Ray makes an array that has 4 rows of 4 counters. He wants to make two more arreys using the same number of counters. He wants more than one counter in each row. What two arrays can he make?
Please help!
1 across and 16 down
To help Ray figure out what two arrays he can make, let's first consider the total number of counters he has. Ray starts with an array that has 4 rows of 4 counters, totaling 4 * 4 = 16 counters.

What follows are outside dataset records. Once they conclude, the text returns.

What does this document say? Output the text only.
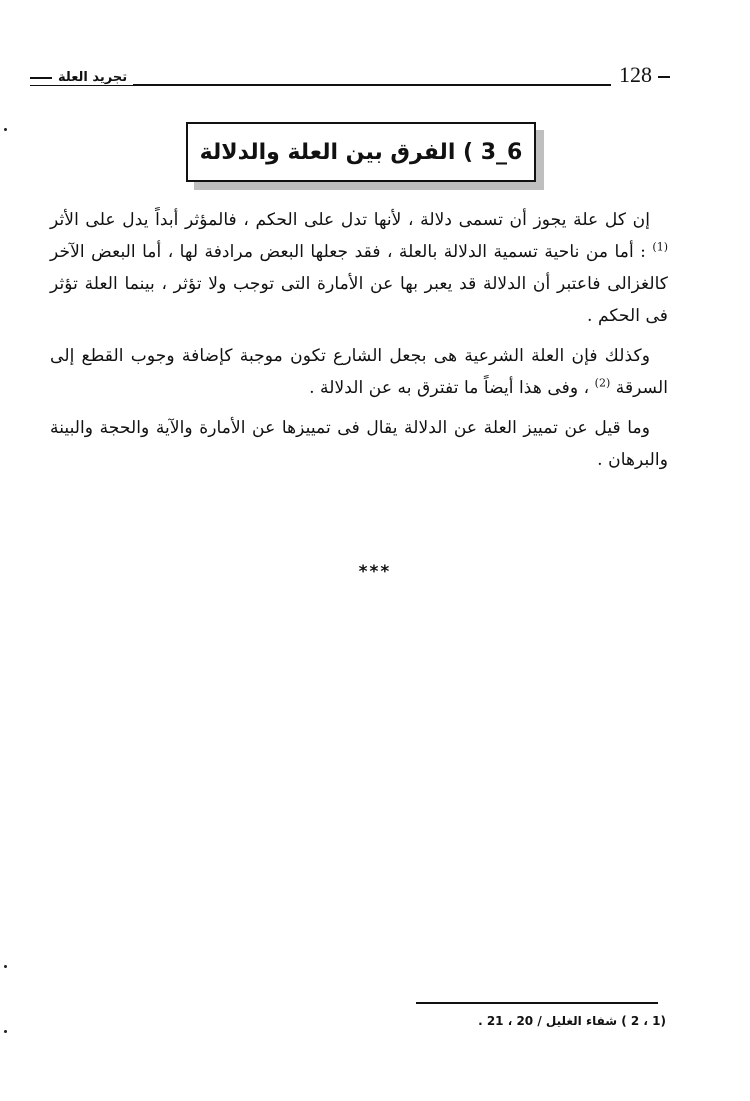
تجريد العلة	128
6_3 ) الفرق بين العلة والدلالة

إن كل علة يجوز أن تسمى دلالة ، لأنها تدل على الحكم ، فالمؤثر أبداً يدل على الأثر $^{(1)}$ : أما من ناحية تسمية الدلالة بالعلة ، فقد جعلها البعض مرادفة لها ، أما البعض الآخر كالغزالى فاعتبر أن الدلالة قد يعبر بها عن الأمارة التى توجب ولا تؤثر ، بينما العلة تؤثر فى الحكم .

وكذلك فإن العلة الشرعية هى بجعل الشارع تكون موجبة كإضافة وجوب القطع إلى السرقة $^{(2)}$ ، وفى هذا أيضاً ما تفترق به عن الدلالة .

وما قيل عن تمييز العلة عن الدلالة يقال فى تمييزها عن الأمارة والآية والحجة والبينة والبرهان .

***
(1 ، 2 ) شفاء الغليل / 20 ، 21 .
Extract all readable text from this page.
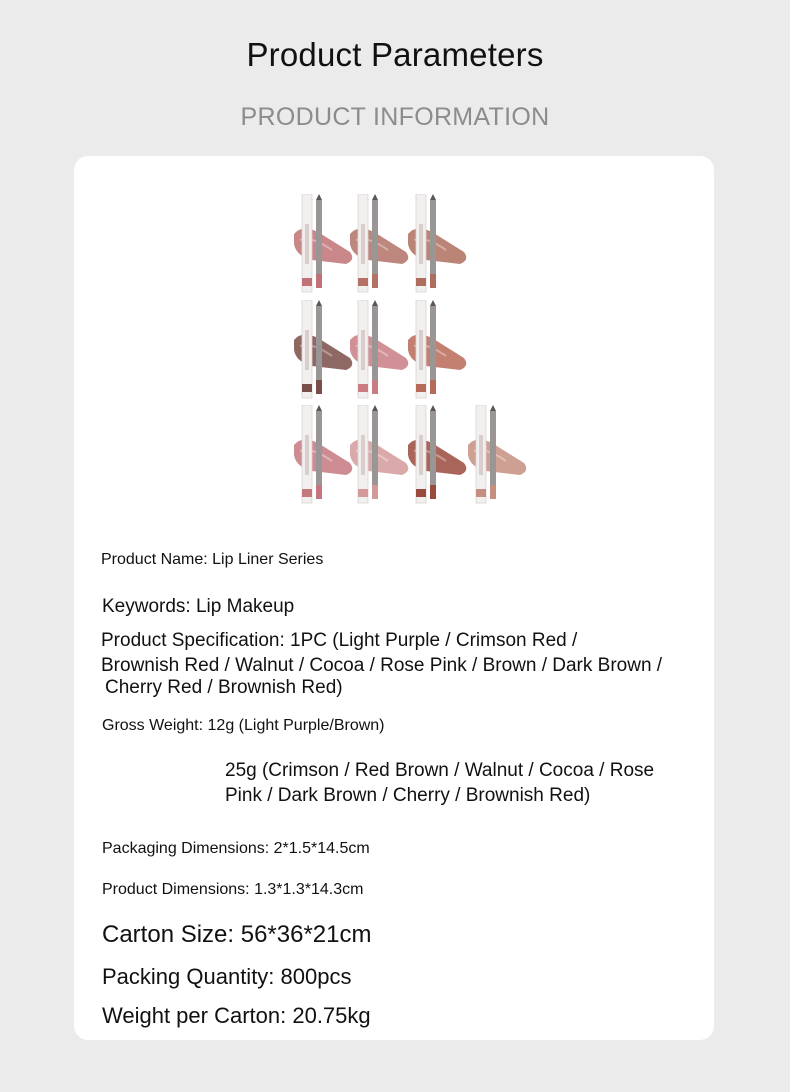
Product Parameters
PRODUCT INFORMATION
Product Name: Lip Liner Series
Keywords: Lip Makeup
Product Specification: 1PC (Light Purple / Crimson Red /
Brownish Red / Walnut / Cocoa / Rose Pink / Brown / Dark Brown /
Cherry Red / Brownish Red)
Gross Weight: 12g (Light Purple/Brown)
25g (Crimson / Red Brown / Walnut / Cocoa / Rose
Pink / Dark Brown / Cherry / Brownish Red)
Packaging Dimensions: 2*1.5*14.5cm
Product Dimensions: 1.3*1.3*14.3cm
Carton Size: 56*36*21cm
Packing Quantity: 800pcs
Weight per Carton: 20.75kg
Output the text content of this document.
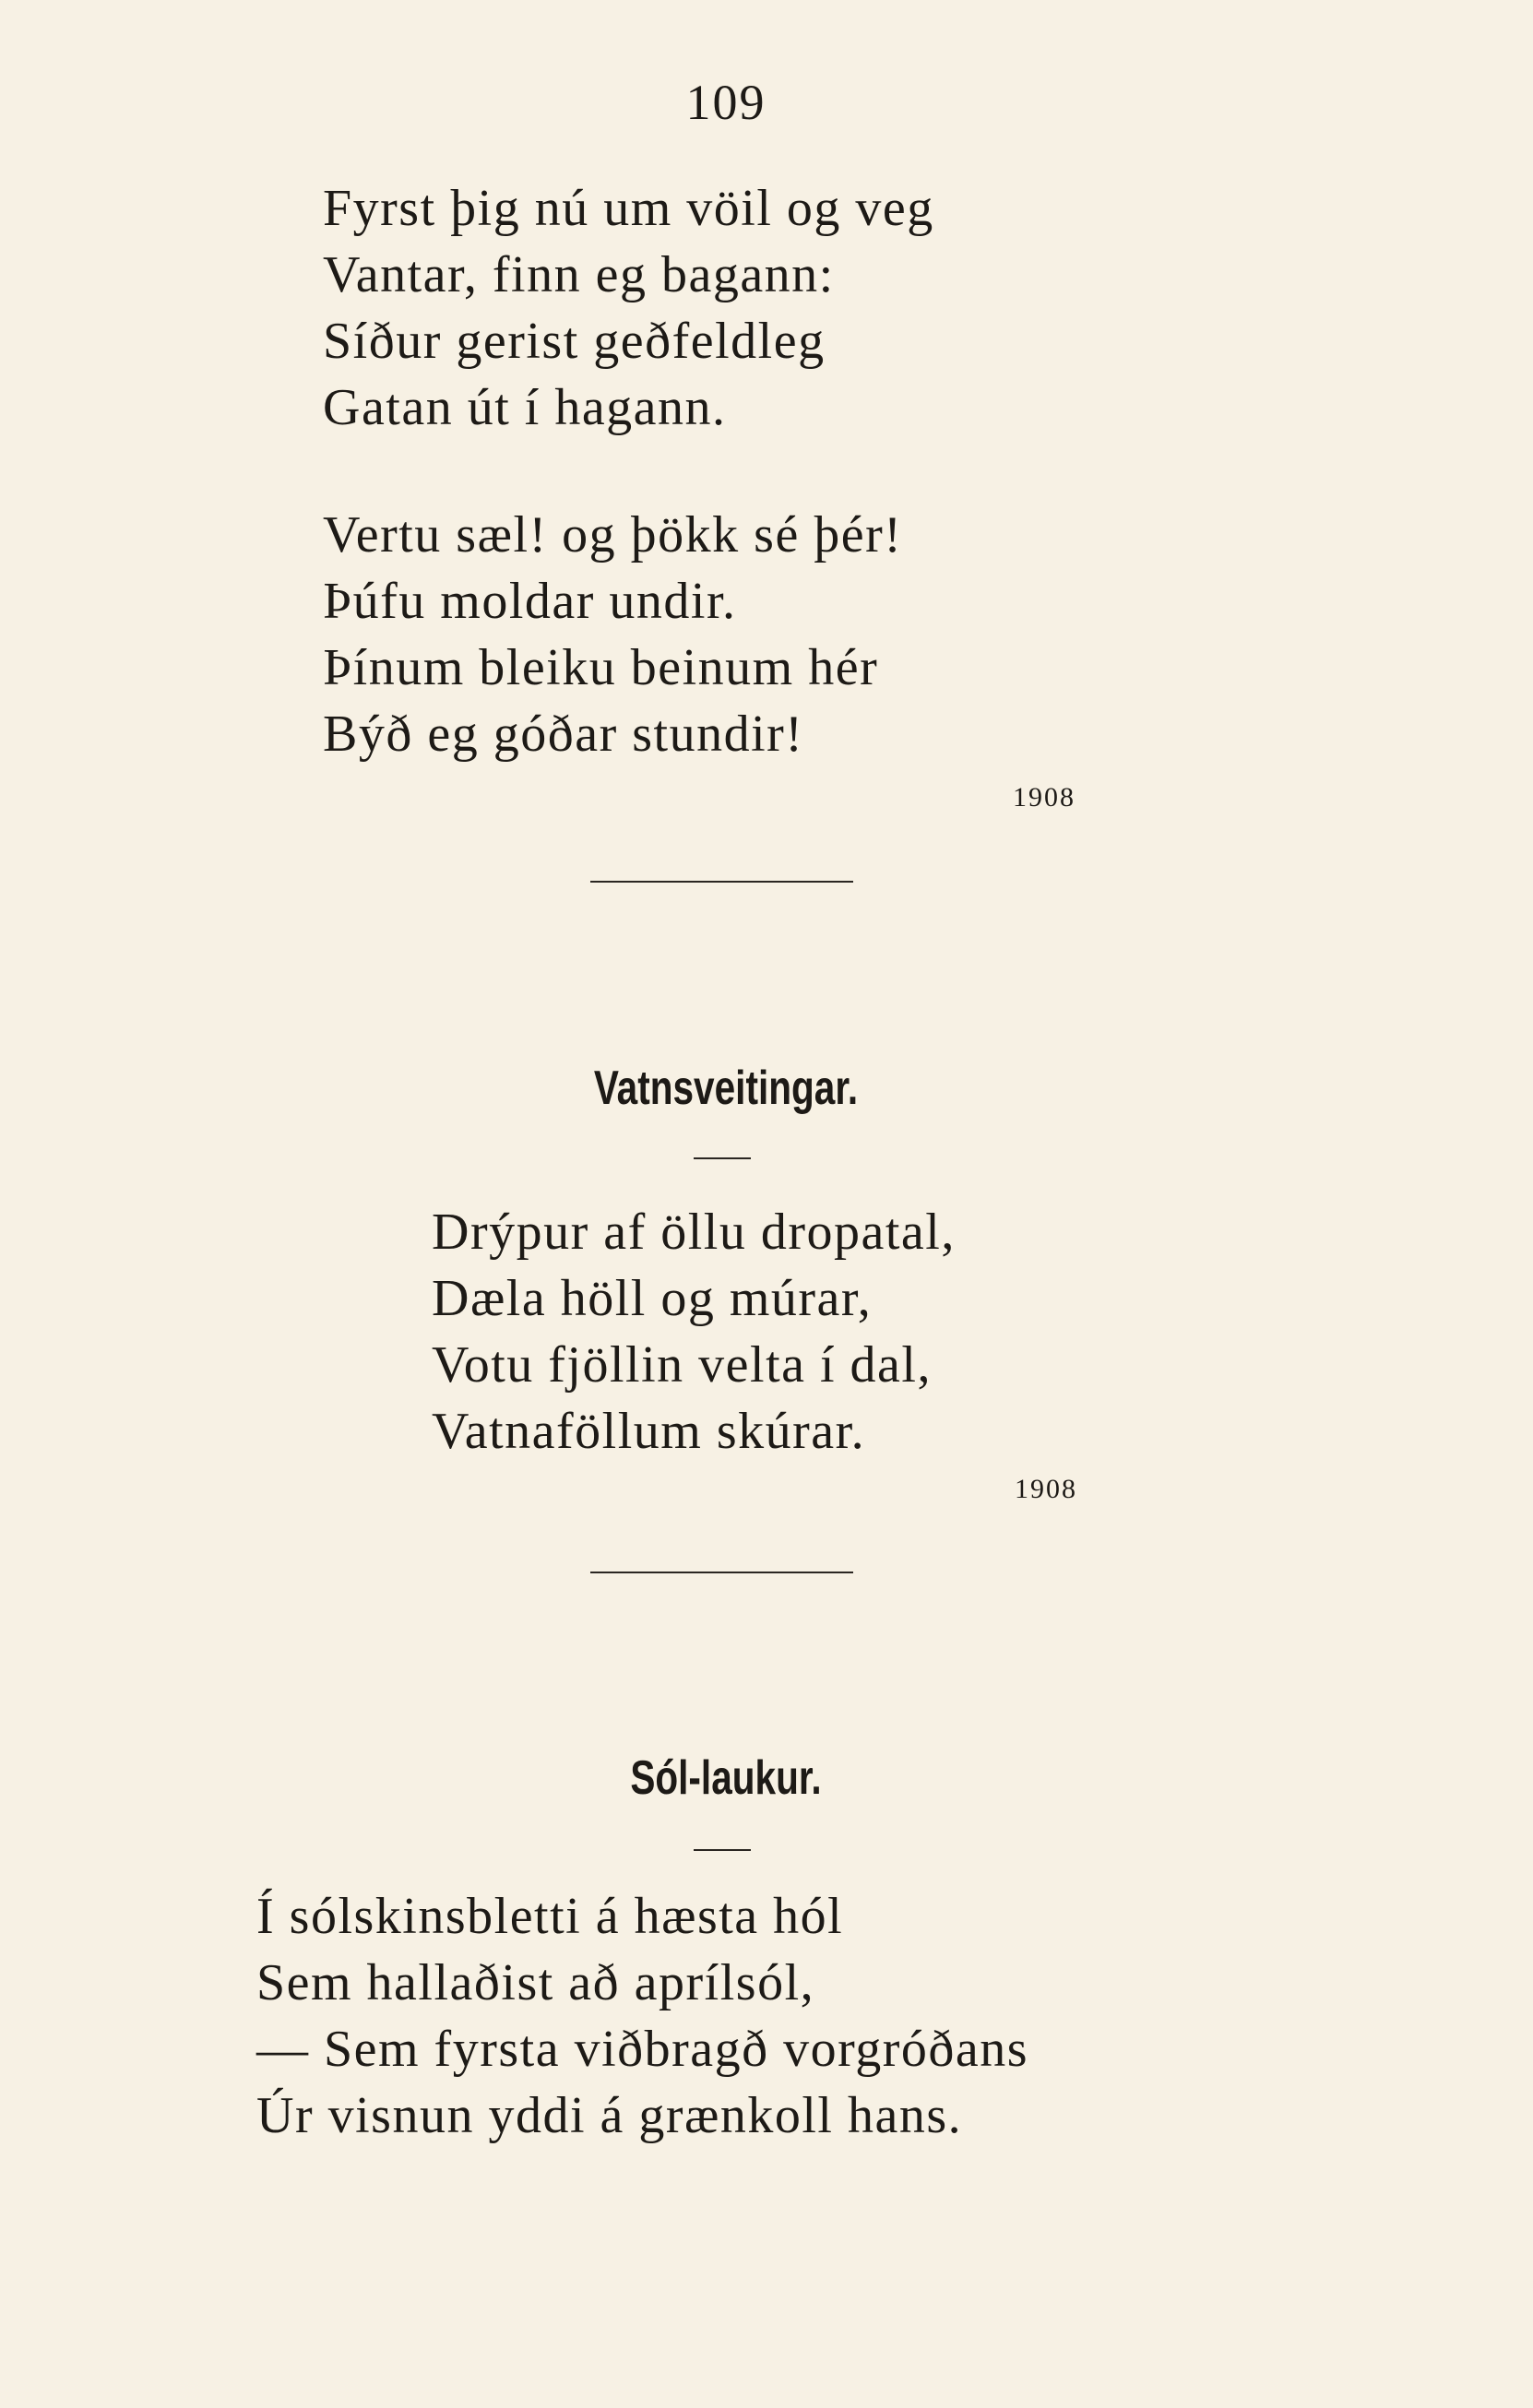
109
Fyrst þig nú um vöil og veg
Vantar, finn eg bagann:
Síður gerist geðfeldleg
Gatan út í hagann.
Vertu sæl! og þökk sé þér!
Þúfu moldar undir.
Þínum bleiku beinum hér
Býð eg góðar stundir!
1908
Vatnsveitingar.
Drýpur af öllu dropatal,
Dæla höll og múrar,
Votu fjöllin velta í dal,
Vatnaföllum skúrar.
1908
Sól-laukur.
Í sólskinsbletti á hæsta hól
Sem hallaðist að aprílsól,
— Sem fyrsta viðbragð vorgróðans
Úr visnun yddi á grænkoll hans.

Now, since Ray wants to create two more arrays using the same number of counters, we need to divide the total number of counters (16) evenly among the three arrays.
To figure out the distribution of counters, we can consider the following conditions:
1. Each array should have more than one counter in each row, so we cannot have any rows with only one counter.
2. The number of counters in each array should be the same.
With these conditions in mind, let's find the possible configurations:
Option 1:
If we divide the 16 counters equally among the three arrays, each array would have approximately 16 / 3 = 5.33 counters. Since we cannot have a fraction of a counter, this option is not possible.
Option 2:
If we divide the 16 counters equally among the three arrays, but allow for one of the arrays to have fewer counters, we could distribute them as follows:
- Array 1: 6 counters (2 rows with 3 counters each)
- Array 2: 6 counters (2 rows with 3 counters each)
- Array 3: 4 counters (2 rows with 2 counters each)
Option 3:
If we cannot have any arrays with fewer counters, we need to consider distributing the counters unevenly among the three arrays. Let's explore this option:
- Array 1: 7 counters (2 rows with 3 counters each and 1 row with 1 counter)
- Array 2: 6 counters (2 rows with 3 counters each)
- Array 3: 3 counters (1 row with 3 counters)
Therefore, Ray can make two more arrays using the same number of counters with the following configurations:
Option 2:
- Array 1: 6 counters (2 rows with 3 counters each)
- Array 2: 6 counters (2 rows with 3 counters each)
- Array 3: 4 counters (2 rows with 2 counters each)
Option 3:
- Array 1: 7 counters (2 rows with 3 counters each and 1 row with 1 counter)
- Array 2: 6 counters (2 rows with 3 counters each)
- Array 3: 3 counters (1 row with 3 counters)
I hope this helps Ray with his task! Let me know if you have any further questions.